There have been few reports of Sweet's syndrome associated with radiation for the treatment of malignancies (Table 1). In most patients, Sweet's syndrome developed in the irradiated field during the course of radiotherapy and spread to non-irradiated fields (cases 1, 2, 3, and 5)2-5. Therefore, we could not exclude malignancies and radiation as triggering factors in the development of skin lesions. But there has only been one case who presented with Sweet's syndrome corresponding with the irradiated area 1 year previously without recurrence of the cancer (case 4)6. The authors in that case thought that the localization of the irradiated lesion seemed to be explained well by the locus minoris resistentae ("a place of less resistance")6. It may be caused by compromised integrity and an impaired barrier function of the irradiated skin. Similarly, the skin lesions in our patient were localized to the previously irradiated area with no evidence for recurrence or metastasis. Hence, in the case presented herein, it is also unlikely that malignancy was the pathogenic factor in the localization of the lesion. We excluded the immediate effect of the radiation due to the 3-year interval after radiotherapy. We suggest that the radiotherapy induced cell damage and consequently a decreased threshold to the stimuli may have induced Sweet's syndrome to localize to the irradiated area. Further, the skin lesions in our patient extended to the untreated skin of the right lower extremity, which may be explained by a microcirculatory phenomenon4.

Table 1
Cases of Sweet's syndrome localized to irradiated field

Some cases of Sweet's syndrome in the area of postmastectomy lymphedema have also been reported10, and most patients were treated by mastectomy with concurrent chemotherapy and radiotherapy. The pathophysiology of this lesion remains unknown, but inadequate lymphatic drainage may disrupt the regularity of cell trafficking. Several factors, such as type of cancer, mode of surgery, dissection of lymph nodes, and radiotherapy are involved in developing lymphedema after cancer treatment. Radiation-related lymphedema appears to be caused by lymph node sensitivity to radiation. Delayed soft tissue fibrosis after radiation is a main factor which decreases the filter function of lymph nodes and alters immune function. The incidence of lymphedema after radiotherapy is uncertain.

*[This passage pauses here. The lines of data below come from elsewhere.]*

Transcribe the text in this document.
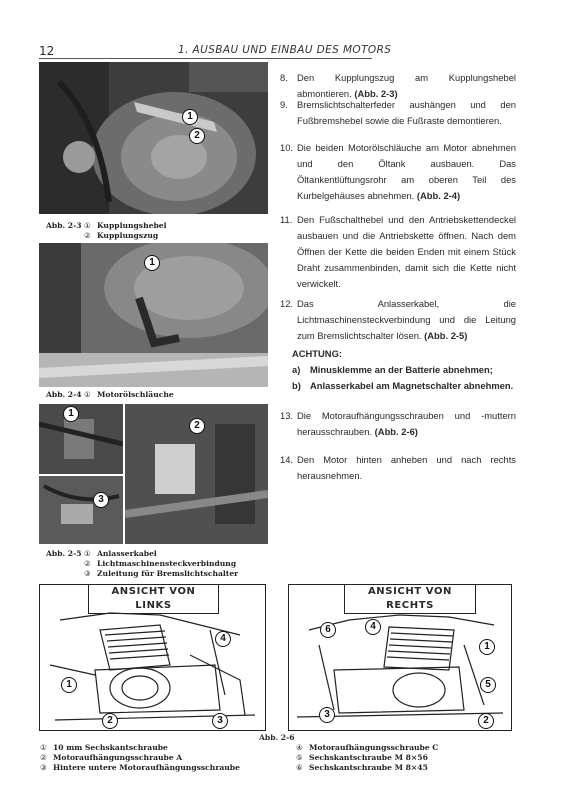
12	1. AUSBAU UND EINBAU DES MOTORS
1
2
Abb. 2-3 ① Kupplungshebel
② Kupplungszug
1
Abb. 2-4 ① Motorölschläuche
1
3
2
Abb. 2-5 ① Anlasserkabel
② Lichtmaschinensteckverbindung
③ Zuleitung für Bremslichtschalter
8. Den Kupplungszug am Kupplungshebel abmontieren. (Abb. 2-3)
9. Bremslichtschalterfeder aushängen und den Fußbremshebel sowie die Fußraste demontieren.
10. Die beiden Motorölschläuche am Motor abnehmen und den Öltank ausbauen. Das Öltankentlüftungsrohr am oberen Teil des Kurbelgehäuses abnehmen. (Abb. 2-4)
11. Den Fußschalthebel und den Antriebskettendeckel ausbauen und die Antriebskette öffnen. Nach dem Öffnen der Kette die beiden Enden mit einem Stück Draht zusammenbinden, damit sich die Kette nicht verwickelt.
12. Das Anlasserkabel, die Lichtmaschinensteckverbindung und die Leitung zum Bremslichtschalter lösen. (Abb. 2-5)
ACHTUNG:
a) Minusklemme an der Batterie abnehmen;
b) Anlasserkabel am Magnetschalter abnehmen.
13. Die Motoraufhängungsschrauben und -muttern herausschrauben. (Abb. 2-6)
14. Den Motor hinten anheben und nach rechts herausnehmen.
ANSICHT VON LINKS
1
2	3
4
ANSICHT VON RECHTS
1
2
3
4
5
6
Abb. 2-6
① 10 mm Sechskantschraube
② Motoraufhängungsschraube A
③ Hintere untere Motoraufhängungsschraube
④ Motoraufhängungsschraube C
⑤ Sechskantschraube M 8×56
⑥ Sechskantschraube M 8×45
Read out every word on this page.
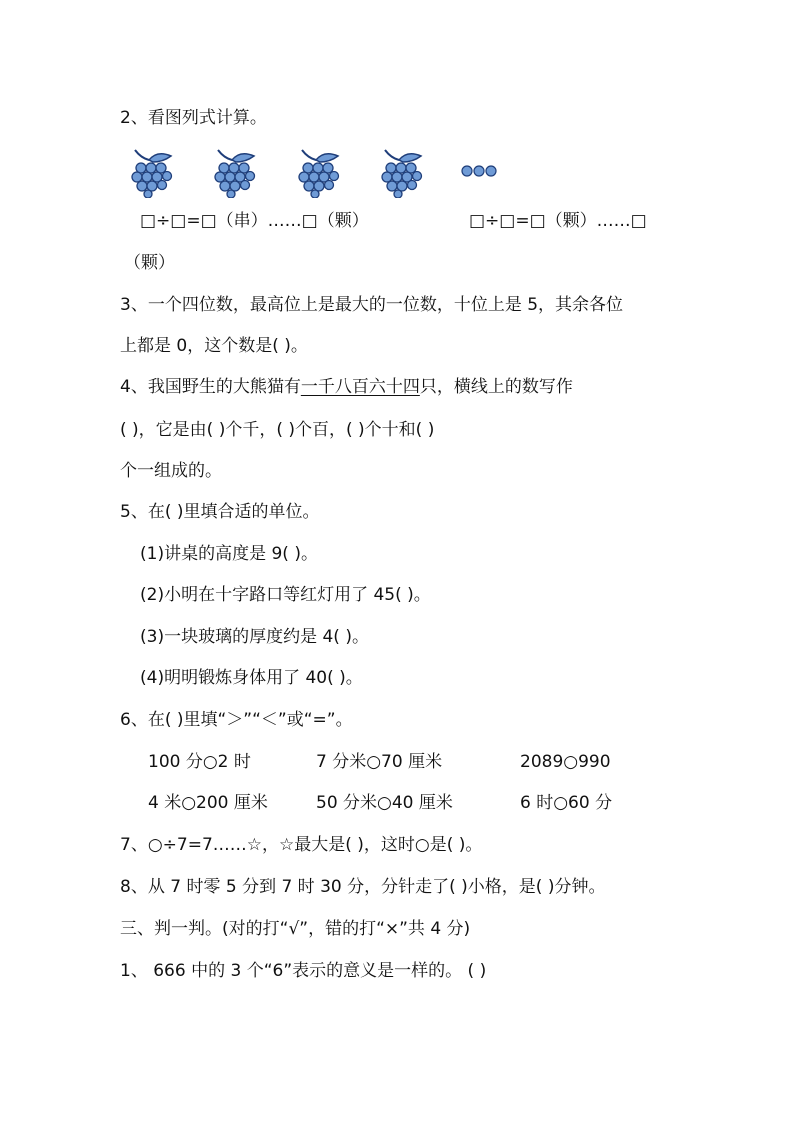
2、看图列式计算。
□÷□=□（串）……□（颗）	□÷□=□（颗）……□
（颗）
3、一个四位数，最高位上是最大的一位数，十位上是 5，其余各位
上都是 0，这个数是( )。
4、我国野生的大熊猫有一千八百六十四只，横线上的数写作
( )，它是由( )个千，( )个百，( )个十和( )
个一组成的。
5、在( )里填合适的单位。
(1)讲桌的高度是 9( )。
(2)小明在十字路口等红灯用了 45( )。
(3)一块玻璃的厚度约是 4( )。
(4)明明锻炼身体用了 40( )。
6、在( )里填“＞”“＜”或“=”。
100 分○2 时	7 分米○70 厘米	2089○990
4 米○200 厘米	50 分米○40 厘米	6 时○60 分
7、○÷7=7……☆，☆最大是( )，这时○是( )。
8、从 7 时零 5 分到 7 时 30 分，分针走了( )小格，是( )分钟。
三、判一判。(对的打“√”，错的打“×”共 4 分)
1、 666 中的 3 个“6”表示的意义是一样的。 ( )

In one study of gynecologic cancer, cervical cancer survivors had a 3.5-fold higher odds of developing lymphedema if they had radiotherapy than if they did not11. In our case, there was no evidence of lower extremity lymphedema, but lymphedema induced by radiation may be considered a triggering factor to develop localized Sweet's syndrome.

The gold standard of the treatment in Sweet's syndrome is systemic corticosteroids and the lesions of our patient resolved spontaneously over 2 weeks without any therapeutic intervention. Taken together, we report an unusual clinical feature of Sweet's syndrome localized to a previously irradiated area without evidence of recurrence or metastasis for malignancy.